Birmingham-Southern College to Close After Failing to Secure State Loan
Birmingham-Southern College, a private liberal arts school in Birmingham, Ala., is set to close at the end of May, bringing a bitter end to the school’s nearly 170-year history after it failed to secure a multimillion-dollar loan from the state.
The school’s board of trustees voted unanimously on Tuesday to shut the school, with the college’s hundreds of students and staff receiving formal notice shortly after.
“This is a tragic day for the college, our students, our employees, and our alumni,” the Rev. Keith D. Thompson, the chair of the board, said in a news release. “But it is also a terrible day for Birmingham, for the neighborhoods who have surrounded our campus for more than 100 years, and for Alabama.”
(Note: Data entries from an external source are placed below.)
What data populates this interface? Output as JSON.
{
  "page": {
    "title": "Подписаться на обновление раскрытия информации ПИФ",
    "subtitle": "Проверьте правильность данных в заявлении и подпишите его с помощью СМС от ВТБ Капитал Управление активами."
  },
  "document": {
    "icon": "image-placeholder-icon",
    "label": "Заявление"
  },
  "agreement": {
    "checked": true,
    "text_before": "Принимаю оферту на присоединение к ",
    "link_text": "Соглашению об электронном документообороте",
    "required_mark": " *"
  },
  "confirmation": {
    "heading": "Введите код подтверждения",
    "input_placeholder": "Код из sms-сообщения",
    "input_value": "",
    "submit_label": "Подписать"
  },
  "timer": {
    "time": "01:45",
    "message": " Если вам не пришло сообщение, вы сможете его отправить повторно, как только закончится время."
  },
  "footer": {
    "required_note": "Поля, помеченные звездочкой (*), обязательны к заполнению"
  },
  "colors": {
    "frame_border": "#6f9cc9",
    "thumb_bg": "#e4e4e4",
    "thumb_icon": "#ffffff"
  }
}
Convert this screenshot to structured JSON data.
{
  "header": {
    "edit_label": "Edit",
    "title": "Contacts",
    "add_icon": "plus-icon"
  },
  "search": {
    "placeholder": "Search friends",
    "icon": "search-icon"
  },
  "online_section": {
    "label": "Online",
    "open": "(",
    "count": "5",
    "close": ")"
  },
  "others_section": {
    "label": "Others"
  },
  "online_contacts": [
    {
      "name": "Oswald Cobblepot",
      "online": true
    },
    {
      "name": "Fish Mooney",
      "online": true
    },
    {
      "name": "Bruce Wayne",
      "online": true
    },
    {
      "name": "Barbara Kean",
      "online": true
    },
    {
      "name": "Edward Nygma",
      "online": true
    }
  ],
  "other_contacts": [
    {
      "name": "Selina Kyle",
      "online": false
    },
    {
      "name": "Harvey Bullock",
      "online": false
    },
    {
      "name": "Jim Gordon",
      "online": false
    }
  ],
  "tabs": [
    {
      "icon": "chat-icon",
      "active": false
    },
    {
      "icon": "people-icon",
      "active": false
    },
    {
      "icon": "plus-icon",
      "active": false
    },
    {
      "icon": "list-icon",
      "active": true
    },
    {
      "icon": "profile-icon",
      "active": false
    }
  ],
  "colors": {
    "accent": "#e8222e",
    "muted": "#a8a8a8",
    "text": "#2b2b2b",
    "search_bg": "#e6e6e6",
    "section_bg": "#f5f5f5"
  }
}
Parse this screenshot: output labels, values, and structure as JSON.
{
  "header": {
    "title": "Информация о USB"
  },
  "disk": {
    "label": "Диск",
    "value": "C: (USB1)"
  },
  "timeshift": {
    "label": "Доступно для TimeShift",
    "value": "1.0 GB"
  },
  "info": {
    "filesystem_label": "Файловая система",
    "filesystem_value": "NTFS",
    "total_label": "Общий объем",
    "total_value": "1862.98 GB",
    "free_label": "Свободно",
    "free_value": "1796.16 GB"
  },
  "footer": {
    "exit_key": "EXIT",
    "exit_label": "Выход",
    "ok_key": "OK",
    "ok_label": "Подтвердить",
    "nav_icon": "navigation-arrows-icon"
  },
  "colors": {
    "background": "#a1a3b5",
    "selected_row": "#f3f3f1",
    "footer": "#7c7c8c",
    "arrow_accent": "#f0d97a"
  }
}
The school has been mired in debt for years. The 2009 recession, and then the coronavirus pandemic worsened the toll of expensive campus investments and a dwindling endowment. But many staff and students had hoped that its future could be salvaged after Alabama lawmakers last year approved a new loan program that could lend Birmingham-Southern as much as $30 million.
Daniel Coleman, the school’s president, had proposed an ambitious plan to use the loan as a bridge to stay open while the college sought to replenish its endowment with commitments from private donors. But Young Boozer III, the state treasurer, twice denied the loan last year, citing concerns about the school’s ability to pay its debts.
“If you loan it, you will own it — it is a falling knife,” Mr. Boozer told a House committee this month.